Friday, January 18, 2008

Review Time

It's review time here at work. The past two weeks I've been pumping out peer reviews. Peer reviews are where you give feedback on your colleagues and manager. I had nine of them to do this year and they all went pretty well.

As for my review, I had seven goals that were entered at the beginning of 2007. All pretty standard. You know "Maximize the effectiveness of the organization by providing team leadership." I try to keep them pretty basic and for the most part, uninteresting and unquantifiable.

The way our review system works is you need to provide feedback and a rating for each goal. I gave myself five "fully met expectations," one "met minimum expectations" and one "exceeded expectations." Overall I was a fully met.

My review feedback ended up to be 470 words, or about two pages when double spaced. In years pasted I've been way over 1000 words, but in my current group, the rules for amount of content are not strictly enforced. In my previous group I actually got asked to provide more content for a "met minimum" goal. That's the only time I've been accused of being "brief."

My peer feedback probably took about two hours, and my review took about an hour. A lot of people ask how I'm so quick at giving peer feedback and writing up my review.

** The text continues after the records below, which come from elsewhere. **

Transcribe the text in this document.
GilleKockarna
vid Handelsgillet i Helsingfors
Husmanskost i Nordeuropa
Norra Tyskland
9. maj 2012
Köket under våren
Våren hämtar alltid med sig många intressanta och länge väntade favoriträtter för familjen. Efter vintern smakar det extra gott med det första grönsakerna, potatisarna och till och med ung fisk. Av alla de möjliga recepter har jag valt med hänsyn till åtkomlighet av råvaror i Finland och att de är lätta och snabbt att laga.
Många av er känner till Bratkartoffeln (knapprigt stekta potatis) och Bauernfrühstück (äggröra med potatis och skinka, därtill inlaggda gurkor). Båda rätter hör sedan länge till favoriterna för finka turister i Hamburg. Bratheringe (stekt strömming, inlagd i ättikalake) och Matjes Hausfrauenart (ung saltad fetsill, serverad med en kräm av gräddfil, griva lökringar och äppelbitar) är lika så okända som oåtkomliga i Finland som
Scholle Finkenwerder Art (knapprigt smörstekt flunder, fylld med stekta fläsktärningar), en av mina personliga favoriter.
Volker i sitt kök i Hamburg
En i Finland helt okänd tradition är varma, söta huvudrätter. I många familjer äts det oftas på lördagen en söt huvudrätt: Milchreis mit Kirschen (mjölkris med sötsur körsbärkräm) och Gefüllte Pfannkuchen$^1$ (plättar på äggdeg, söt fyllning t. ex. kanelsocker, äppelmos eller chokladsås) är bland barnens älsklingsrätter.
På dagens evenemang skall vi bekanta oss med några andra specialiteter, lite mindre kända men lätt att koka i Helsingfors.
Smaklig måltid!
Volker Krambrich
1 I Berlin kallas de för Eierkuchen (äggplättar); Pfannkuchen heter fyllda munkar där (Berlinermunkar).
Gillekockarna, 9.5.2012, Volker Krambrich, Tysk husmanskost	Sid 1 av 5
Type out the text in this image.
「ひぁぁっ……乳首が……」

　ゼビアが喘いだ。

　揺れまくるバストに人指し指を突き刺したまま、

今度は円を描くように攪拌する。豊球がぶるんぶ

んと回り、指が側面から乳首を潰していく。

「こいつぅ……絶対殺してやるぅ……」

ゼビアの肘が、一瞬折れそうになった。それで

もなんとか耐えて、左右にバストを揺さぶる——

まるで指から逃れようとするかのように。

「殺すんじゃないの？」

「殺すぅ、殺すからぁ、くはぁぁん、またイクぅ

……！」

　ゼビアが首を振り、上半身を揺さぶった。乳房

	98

Here is my secret; I use a book called "Effective Phrases for Performance Appraisals" by James E. Neal Jr. It's his tenth edition so it must be popular.

I simply take a few phrases from Mr. Neal's book and then add in a couple of examples and some outcomes. You can pick up a copy of the book at Amazon or at your local book seller. Give it (or any review book) a try.

3 comments:

Scooter said...

Hilarious - I used that book the last two years when I was doing a dozen reviews. I didn't choose to use it for my personal review this year ;)

It would be interesting to write an add in for their system that removes all phrases in that book from reviews.

Mac Noland said...

Even more interesting would be to see how many people actually read reviews.

Scooter said...

How pessimistic! Last year I did salary reviews and had to roll up the employee reviews into a single summary. It was really a surprise to me to see how little most people write, even other team leads, in reviews. I sat around cursing because for a single employee, the only concrete examples from the year where from the review notes I had written for them during the year.